La révolution verte passe par un changement de nos mentalités
Dimanche 21 Septembre 2008 à 10:55
Nos démocraties sont sûrement trop lentes, trop éprises de liberté et trop myopes pour adopter les mesures nécessaires afin de sauver la planète. Surtout, elles encouragent par nature l’individualisme , qui leur confère leur légitimité.
Mais les solutions autoritaires vertes impliqueraient qu’une dictature, donc une tyrannie, pourrait être bienveillante.
En effet, seule une centralisation du pouvoir à l’échelle de la planète semble en mesure de s’attaquer à une crise de cette ampleur, sans le consentement préalable des peuples, base de la démocratie.
Cette organisation ne pourrait évidemment qu’être communiste puisqu’il faut absolument prendre des mesures collectives contraires aux intérêts égoistes des individus.
Ceci est valable pour l’écologie au sens restreint (pollution, climat, etc…) mais aussi au sens large (droit au logement, à la nourriture pour tous etc…)
Il faut noter aussi que les systèmes communistes, au-delà de leurs dérives totalitaires, ont été particulièrement dévastateurs pour l’environnement ; même s'il est vrai qu’à cette époque, on ne savait pas encore que les progrès technologiques et scientifiques ne pouvaient se faire sans surveillance de notre environnement.
Au départ, une dictature verte serait salutaire et animée de bonnes intentions mais inévitablement elle dériverait à son tour car, que le régime soit démocratique ou autoritaire, l’âme humaine de ses sujets reste la même.

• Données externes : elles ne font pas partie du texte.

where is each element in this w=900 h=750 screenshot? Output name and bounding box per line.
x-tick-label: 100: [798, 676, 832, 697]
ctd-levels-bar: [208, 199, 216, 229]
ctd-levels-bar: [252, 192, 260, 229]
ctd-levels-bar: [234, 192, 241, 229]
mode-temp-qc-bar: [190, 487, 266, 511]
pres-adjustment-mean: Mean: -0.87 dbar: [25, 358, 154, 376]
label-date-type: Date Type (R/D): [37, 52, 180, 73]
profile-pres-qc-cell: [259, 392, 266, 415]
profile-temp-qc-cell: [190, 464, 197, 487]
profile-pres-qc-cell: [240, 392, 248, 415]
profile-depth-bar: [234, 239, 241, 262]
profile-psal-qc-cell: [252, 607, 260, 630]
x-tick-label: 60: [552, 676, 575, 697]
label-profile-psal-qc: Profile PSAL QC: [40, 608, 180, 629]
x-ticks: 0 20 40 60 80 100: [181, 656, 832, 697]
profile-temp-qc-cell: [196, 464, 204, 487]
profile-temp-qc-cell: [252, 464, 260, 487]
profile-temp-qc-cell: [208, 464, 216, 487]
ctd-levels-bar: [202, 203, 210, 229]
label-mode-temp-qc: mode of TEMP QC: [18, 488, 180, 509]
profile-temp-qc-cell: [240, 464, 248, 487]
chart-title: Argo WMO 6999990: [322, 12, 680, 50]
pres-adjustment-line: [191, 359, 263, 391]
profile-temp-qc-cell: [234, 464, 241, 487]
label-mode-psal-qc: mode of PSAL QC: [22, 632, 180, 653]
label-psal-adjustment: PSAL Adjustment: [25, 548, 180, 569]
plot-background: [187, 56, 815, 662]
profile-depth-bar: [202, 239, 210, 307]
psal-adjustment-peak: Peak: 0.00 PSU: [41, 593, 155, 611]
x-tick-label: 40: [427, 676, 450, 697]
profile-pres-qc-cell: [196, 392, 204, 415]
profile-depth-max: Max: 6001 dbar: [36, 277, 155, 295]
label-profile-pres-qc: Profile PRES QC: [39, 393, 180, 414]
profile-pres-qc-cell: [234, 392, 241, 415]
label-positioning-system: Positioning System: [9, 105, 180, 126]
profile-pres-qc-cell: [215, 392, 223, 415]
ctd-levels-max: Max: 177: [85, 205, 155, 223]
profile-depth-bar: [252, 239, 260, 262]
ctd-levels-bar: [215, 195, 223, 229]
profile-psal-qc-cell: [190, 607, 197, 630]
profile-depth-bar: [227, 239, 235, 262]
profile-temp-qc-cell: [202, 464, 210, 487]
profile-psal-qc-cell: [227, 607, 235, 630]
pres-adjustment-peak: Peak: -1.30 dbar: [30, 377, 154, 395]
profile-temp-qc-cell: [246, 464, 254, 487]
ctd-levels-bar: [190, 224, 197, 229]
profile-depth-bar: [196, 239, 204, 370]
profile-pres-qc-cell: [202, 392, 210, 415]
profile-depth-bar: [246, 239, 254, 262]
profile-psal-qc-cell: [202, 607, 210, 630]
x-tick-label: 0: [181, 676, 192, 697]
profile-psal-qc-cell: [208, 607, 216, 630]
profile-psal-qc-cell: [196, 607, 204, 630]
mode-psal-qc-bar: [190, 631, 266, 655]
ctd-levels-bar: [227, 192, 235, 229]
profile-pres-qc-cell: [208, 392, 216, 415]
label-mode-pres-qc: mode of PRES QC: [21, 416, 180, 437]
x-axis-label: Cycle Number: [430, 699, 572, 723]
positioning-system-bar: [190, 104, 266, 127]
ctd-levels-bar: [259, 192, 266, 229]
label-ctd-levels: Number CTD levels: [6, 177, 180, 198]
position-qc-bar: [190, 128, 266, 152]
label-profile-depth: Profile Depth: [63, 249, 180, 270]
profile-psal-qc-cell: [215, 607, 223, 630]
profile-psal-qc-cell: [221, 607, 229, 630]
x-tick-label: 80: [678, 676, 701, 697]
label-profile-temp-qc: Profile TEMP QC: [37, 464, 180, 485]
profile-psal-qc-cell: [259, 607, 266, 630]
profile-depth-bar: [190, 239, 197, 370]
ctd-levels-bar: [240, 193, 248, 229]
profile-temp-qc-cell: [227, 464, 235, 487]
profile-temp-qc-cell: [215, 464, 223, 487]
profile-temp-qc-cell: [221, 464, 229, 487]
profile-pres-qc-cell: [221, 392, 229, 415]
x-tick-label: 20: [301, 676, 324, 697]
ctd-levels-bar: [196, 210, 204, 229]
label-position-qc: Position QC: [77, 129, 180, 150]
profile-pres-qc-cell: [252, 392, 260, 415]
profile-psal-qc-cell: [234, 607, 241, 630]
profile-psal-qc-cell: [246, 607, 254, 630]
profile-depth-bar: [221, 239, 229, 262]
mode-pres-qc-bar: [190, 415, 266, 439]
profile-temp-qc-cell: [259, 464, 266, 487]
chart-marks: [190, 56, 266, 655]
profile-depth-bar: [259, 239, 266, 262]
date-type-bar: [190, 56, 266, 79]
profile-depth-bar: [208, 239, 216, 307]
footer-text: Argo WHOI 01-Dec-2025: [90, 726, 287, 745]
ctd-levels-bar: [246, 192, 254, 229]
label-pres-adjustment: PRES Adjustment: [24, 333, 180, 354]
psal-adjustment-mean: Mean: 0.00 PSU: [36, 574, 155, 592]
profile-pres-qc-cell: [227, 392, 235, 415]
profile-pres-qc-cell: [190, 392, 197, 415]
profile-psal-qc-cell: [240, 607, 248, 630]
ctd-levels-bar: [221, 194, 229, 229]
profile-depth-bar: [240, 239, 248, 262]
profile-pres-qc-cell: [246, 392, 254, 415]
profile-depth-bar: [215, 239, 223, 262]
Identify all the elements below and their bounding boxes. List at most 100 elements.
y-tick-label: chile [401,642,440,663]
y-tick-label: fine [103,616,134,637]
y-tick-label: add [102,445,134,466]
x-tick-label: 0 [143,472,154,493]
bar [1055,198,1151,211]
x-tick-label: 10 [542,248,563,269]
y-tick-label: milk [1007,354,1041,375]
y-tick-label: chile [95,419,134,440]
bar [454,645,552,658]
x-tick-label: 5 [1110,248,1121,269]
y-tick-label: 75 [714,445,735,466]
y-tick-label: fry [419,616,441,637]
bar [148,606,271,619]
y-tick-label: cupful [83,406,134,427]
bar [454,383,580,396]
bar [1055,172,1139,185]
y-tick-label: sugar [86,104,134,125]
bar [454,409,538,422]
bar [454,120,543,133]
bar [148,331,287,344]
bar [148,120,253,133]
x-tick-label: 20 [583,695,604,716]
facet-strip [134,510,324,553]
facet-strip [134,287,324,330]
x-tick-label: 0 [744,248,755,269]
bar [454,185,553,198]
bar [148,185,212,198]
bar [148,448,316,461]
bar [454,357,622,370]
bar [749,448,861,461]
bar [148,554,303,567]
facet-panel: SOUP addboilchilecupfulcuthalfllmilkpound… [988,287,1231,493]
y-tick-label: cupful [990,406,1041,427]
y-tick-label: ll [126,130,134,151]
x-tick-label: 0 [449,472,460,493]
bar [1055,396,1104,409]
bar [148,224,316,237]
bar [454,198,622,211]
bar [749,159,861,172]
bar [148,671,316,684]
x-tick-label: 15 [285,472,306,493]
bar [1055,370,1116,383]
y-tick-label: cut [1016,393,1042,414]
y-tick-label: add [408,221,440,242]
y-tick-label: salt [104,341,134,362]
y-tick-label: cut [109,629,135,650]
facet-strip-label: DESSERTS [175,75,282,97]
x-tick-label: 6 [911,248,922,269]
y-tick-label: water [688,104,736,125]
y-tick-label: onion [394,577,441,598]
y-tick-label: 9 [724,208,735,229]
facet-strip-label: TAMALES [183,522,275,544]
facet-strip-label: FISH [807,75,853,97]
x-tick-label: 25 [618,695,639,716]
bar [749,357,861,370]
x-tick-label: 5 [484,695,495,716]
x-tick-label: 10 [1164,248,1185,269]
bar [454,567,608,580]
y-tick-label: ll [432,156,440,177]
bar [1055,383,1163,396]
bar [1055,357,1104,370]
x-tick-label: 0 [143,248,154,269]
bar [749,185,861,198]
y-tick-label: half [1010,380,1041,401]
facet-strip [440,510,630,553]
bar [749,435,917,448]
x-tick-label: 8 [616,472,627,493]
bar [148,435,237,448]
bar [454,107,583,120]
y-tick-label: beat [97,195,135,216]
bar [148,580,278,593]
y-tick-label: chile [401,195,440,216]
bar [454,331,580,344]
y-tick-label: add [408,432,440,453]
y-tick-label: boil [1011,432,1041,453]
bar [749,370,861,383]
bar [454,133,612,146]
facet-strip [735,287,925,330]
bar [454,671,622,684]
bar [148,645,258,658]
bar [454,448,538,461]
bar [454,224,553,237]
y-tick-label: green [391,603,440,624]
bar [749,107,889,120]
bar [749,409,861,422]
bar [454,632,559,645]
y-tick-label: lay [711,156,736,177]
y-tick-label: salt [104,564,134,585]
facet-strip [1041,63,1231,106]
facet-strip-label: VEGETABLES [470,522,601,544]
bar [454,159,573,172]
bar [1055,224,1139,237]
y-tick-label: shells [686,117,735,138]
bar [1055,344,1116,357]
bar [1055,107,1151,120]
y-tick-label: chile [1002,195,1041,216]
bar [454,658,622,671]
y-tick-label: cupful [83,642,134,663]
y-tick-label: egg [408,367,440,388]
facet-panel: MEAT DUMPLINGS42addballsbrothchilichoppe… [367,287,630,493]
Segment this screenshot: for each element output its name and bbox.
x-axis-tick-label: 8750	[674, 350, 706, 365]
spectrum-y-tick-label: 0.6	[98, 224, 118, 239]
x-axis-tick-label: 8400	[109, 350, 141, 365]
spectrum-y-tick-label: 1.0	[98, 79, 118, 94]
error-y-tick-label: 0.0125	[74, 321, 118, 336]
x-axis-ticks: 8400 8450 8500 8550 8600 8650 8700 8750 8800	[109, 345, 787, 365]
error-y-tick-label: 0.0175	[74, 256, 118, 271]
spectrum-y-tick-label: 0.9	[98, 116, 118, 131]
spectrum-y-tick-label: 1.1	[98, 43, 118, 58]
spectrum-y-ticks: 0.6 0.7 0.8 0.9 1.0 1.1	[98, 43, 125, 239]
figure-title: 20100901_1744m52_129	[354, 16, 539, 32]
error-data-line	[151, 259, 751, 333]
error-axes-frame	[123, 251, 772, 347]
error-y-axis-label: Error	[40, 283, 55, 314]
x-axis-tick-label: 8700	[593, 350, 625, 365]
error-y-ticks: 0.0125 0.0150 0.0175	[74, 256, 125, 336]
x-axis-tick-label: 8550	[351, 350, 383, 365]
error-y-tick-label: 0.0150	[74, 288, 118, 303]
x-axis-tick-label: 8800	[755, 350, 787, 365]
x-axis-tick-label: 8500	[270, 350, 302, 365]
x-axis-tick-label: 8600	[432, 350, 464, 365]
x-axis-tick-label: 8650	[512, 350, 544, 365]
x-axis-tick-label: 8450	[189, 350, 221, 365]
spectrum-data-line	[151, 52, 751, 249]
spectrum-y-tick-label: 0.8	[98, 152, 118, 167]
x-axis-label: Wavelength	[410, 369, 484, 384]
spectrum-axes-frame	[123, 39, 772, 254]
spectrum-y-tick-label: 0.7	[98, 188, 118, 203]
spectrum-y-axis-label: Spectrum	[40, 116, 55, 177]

Les êtres humains sont biaisés par leurs intérêts personnels et leurs pulsions. Malgré tout, nous sommes aussi capables de réflexion et la solidarité et l'empathie font aussi parties de notre nature, mais nous sommes perpétuellement en conflit entre nos intérêts.
La démocratie, ce n'est pas une panacée ou un remède à nos problèmes humains. La démocratie est un moyen de vivre mieux, elle ne dicte pas comme par magie nos principes et nos valeurs.
En bref, il faut une révolution verte, qui passe dans les changements de mentalités.
Malheureusement, comme j'ai essayé de le démontrer, ni la démocratie, ni la dictature ne sont en mesure de la faire.
Le problème n'est donc pas notre structure politique, le problème c'est nous.
A nous de changer donc !!!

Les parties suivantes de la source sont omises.